上面讲解了快速的选举流程,那么选举中的数据是怎么交互的呢,下面来进行进一步的讲解:
在zookeeper的启动脚本zkServer.cmd可以看到有这么一行脚本内容:
- set ZOOMAIN=org.apache.zookeeper.server.quorum.QuorumPeerMain
- echo on
- call %JAVA% "-Dzookeeper.log.dir=%ZOO_LOG_DIR%" "-Dzookeeper.root.logger=%ZOO_LOG4J_PROP%" -cp "%CLASSPATH%" %ZOOMAIN% "%ZOOCFG%" %*
我们得知启动类为:org.apache.zookeeper.server.quorum.QuorumPeerMain,跟踪代码可以得知选举流程为:
FastLeaderElection类中的lookForLeader()方法,实际发生网络交互的地方为QuorumCnxManager类,类图关系如下两图:
具体说明:
QuorumCnxManager类为实际发生网络交互的地方,负责网络通讯中收集与发送投票信息,有类图关系中可以看到此类中有个叫Listener的内部类,此类负责保证连接的一对一以及启动两个线程进行投票消息的收发:sendWorker和recvWorker;
FastLeaderElection类中也有两个内部类负责投票信息的收发:WorkerSender和WorkerReceiver。
消息发送条线:选举方法lookForLeader()中发送投票时是将投票信息放入FastLeaderElection类中的sendqueue队列中,而WorkerSender(FastLeaderElection):负责将sendqueue队列中的信息放入QuorumCnxManager类中的queueSendMap中;而sendWorker(QuorumCnxManager):负责将QuorumCnxManager类中的queueSendMap中的投票信息发送到网络上。
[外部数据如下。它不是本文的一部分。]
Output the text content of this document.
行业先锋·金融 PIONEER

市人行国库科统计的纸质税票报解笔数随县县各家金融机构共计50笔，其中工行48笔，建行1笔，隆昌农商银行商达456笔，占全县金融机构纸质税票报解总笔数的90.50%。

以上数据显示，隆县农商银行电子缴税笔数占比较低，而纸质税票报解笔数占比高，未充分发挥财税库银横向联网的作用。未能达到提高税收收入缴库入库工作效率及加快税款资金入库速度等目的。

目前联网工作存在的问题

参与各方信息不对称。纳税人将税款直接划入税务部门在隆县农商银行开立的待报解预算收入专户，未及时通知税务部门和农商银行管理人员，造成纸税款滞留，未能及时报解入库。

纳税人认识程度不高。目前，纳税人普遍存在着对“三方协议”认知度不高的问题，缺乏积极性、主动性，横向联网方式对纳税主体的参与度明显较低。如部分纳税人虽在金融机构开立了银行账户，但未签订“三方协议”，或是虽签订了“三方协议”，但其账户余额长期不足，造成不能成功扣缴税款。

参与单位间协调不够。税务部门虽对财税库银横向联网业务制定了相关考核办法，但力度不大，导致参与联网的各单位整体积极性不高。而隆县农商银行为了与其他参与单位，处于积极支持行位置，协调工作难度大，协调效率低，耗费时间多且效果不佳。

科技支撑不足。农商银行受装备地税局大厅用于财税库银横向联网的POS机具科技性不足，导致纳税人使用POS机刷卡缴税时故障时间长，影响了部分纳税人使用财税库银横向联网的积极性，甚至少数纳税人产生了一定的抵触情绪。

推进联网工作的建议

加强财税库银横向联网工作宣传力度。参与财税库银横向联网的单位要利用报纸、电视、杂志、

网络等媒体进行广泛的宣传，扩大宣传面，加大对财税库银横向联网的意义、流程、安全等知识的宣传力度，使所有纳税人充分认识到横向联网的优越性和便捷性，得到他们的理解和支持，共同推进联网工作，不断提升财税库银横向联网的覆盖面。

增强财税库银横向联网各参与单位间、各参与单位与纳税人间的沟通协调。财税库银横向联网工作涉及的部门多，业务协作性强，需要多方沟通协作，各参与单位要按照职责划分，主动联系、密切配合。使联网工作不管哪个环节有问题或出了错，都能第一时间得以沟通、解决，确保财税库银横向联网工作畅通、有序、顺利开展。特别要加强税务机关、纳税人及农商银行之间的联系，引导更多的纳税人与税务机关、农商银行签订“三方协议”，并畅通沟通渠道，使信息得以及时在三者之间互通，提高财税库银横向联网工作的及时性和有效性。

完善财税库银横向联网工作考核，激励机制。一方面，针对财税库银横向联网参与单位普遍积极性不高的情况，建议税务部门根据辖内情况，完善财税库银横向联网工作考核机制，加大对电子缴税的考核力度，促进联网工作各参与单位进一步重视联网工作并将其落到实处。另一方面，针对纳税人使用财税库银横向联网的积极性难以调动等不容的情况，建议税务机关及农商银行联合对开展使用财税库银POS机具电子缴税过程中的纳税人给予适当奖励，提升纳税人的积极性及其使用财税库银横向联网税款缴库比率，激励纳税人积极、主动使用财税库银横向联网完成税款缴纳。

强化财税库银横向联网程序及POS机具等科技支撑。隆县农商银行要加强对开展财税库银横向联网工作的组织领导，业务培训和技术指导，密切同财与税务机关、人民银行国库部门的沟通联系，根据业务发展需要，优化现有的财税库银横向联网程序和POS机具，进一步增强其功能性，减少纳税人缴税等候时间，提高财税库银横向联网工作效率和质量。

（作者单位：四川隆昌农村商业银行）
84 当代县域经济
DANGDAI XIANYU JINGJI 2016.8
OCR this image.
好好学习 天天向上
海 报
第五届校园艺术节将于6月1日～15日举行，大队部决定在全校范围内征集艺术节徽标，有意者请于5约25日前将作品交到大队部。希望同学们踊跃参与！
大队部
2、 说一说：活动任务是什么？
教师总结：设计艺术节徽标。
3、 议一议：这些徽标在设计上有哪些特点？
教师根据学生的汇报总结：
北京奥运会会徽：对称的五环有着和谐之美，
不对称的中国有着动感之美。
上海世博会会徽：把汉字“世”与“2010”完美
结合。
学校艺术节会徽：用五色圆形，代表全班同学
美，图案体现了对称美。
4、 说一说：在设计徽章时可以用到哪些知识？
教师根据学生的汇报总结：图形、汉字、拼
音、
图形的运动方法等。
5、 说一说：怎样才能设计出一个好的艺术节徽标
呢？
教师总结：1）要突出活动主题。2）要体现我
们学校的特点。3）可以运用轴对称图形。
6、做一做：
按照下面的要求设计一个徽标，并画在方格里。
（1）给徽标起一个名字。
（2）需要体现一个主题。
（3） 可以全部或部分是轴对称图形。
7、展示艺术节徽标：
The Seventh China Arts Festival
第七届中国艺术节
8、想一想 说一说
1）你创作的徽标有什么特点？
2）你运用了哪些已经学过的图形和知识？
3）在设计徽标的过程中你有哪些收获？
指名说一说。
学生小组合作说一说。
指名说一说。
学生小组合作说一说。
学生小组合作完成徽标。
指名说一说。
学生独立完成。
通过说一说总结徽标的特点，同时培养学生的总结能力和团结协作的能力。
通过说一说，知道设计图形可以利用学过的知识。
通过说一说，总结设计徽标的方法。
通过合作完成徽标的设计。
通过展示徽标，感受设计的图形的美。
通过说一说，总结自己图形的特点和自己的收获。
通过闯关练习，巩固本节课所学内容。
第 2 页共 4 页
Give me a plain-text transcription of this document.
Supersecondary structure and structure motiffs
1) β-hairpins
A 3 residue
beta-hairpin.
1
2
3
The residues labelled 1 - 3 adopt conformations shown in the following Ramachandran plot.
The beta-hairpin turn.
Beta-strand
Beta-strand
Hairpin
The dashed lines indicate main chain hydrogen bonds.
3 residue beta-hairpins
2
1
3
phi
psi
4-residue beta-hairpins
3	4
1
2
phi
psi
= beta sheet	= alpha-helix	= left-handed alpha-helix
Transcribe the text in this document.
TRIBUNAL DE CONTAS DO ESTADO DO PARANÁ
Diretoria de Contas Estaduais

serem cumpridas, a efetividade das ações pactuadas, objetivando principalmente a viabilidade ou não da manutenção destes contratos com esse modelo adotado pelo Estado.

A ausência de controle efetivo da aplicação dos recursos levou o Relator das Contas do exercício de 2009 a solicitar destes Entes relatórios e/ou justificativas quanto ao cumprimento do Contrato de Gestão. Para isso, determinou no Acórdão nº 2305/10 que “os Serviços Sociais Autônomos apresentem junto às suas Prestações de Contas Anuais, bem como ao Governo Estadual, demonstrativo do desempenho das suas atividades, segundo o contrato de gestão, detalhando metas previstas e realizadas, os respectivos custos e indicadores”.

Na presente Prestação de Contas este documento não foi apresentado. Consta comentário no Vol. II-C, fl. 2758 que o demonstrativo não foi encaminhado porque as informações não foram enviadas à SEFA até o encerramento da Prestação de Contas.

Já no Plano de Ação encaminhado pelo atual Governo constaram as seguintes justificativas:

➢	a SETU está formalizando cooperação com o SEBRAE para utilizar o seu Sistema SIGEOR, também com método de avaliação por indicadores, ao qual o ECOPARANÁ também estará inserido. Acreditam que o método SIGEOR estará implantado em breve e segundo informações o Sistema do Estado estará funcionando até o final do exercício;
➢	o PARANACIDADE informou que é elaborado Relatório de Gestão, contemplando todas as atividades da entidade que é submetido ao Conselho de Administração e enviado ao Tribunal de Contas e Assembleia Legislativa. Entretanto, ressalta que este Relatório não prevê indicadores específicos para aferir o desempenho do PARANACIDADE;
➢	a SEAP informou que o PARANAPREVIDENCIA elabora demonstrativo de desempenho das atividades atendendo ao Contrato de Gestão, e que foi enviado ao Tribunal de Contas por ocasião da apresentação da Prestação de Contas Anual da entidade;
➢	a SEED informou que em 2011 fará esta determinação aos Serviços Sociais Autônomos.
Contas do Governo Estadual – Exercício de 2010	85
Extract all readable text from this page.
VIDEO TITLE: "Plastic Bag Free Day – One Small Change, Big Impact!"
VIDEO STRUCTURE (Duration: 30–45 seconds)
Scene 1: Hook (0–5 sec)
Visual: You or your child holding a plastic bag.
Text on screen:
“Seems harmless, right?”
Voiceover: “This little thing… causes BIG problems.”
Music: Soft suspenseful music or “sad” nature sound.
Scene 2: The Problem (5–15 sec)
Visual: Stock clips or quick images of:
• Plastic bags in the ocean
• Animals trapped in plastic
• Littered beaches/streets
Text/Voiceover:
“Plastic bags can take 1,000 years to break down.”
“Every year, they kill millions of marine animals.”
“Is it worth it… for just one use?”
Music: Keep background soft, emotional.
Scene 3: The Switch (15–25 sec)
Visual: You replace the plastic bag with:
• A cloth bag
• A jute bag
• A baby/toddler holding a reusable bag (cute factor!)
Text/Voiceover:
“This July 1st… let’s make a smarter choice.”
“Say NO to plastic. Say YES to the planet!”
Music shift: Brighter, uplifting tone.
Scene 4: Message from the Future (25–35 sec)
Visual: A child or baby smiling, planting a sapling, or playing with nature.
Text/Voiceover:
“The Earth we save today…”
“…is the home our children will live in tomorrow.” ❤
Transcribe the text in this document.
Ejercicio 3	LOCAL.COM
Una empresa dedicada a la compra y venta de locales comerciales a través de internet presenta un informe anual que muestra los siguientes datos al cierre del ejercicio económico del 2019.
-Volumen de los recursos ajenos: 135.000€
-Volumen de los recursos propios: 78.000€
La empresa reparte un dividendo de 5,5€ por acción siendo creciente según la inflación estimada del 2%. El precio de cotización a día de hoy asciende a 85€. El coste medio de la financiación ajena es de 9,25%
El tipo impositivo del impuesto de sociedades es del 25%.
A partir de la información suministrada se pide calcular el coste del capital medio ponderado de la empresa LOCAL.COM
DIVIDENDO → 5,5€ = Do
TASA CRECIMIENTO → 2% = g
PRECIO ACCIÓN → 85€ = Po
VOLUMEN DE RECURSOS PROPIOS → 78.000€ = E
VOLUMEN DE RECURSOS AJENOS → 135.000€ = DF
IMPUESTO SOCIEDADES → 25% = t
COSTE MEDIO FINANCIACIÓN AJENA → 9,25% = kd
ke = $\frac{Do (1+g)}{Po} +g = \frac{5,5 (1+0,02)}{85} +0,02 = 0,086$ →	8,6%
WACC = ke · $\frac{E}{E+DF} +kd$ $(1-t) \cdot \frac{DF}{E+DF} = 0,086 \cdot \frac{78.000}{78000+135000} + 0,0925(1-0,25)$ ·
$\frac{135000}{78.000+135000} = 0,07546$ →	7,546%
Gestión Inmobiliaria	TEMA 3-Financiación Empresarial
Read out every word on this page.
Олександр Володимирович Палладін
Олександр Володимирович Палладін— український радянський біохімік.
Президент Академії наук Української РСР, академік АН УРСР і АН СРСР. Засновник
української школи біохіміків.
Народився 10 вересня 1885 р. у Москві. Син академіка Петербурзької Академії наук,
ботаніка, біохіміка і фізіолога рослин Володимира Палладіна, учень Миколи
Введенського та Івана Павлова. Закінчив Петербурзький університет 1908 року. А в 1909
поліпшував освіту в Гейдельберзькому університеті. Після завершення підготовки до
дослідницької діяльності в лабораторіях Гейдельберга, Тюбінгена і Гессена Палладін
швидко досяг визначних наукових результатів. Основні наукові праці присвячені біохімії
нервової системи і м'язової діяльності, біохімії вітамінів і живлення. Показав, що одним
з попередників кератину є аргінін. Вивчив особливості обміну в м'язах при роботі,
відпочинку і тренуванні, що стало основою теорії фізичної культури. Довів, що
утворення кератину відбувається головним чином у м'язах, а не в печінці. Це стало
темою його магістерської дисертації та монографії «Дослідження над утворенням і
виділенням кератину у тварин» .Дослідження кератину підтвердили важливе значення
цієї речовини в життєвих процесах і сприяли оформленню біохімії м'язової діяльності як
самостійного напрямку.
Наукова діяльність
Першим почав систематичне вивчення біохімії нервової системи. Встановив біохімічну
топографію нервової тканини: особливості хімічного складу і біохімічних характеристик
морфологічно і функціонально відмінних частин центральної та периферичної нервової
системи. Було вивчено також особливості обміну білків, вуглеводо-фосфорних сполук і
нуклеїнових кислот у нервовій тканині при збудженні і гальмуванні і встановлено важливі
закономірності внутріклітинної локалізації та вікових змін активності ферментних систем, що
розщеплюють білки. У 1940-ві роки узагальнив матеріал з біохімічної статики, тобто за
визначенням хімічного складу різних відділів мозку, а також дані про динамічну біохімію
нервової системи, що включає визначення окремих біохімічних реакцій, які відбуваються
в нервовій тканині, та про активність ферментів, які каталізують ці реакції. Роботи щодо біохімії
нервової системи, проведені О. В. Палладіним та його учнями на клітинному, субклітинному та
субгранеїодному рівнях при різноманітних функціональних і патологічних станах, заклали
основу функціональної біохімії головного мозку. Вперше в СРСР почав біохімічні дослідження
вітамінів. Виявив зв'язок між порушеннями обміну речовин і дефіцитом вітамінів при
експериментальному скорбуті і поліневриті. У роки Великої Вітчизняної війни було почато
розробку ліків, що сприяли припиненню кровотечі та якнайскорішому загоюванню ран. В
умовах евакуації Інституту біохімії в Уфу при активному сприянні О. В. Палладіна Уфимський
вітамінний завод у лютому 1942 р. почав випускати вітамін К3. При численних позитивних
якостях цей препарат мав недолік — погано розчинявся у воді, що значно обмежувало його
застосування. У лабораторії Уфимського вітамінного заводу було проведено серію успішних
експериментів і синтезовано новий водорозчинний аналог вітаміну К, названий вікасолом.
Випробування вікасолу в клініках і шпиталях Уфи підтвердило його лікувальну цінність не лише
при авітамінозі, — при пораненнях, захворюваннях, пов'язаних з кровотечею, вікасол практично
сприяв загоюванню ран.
消息接收条线:recvWorker(QuorumCnxManager):负责接收网络上的投票信息,并放入QuorumCnxManager类的recrQueue队列中;WorkerReceiver(FastLeaderElection):负责从QuorumCnxManager类中的recrQueue队列中获取数据,并放入FastLeaderElection类中的recvqueue队列中。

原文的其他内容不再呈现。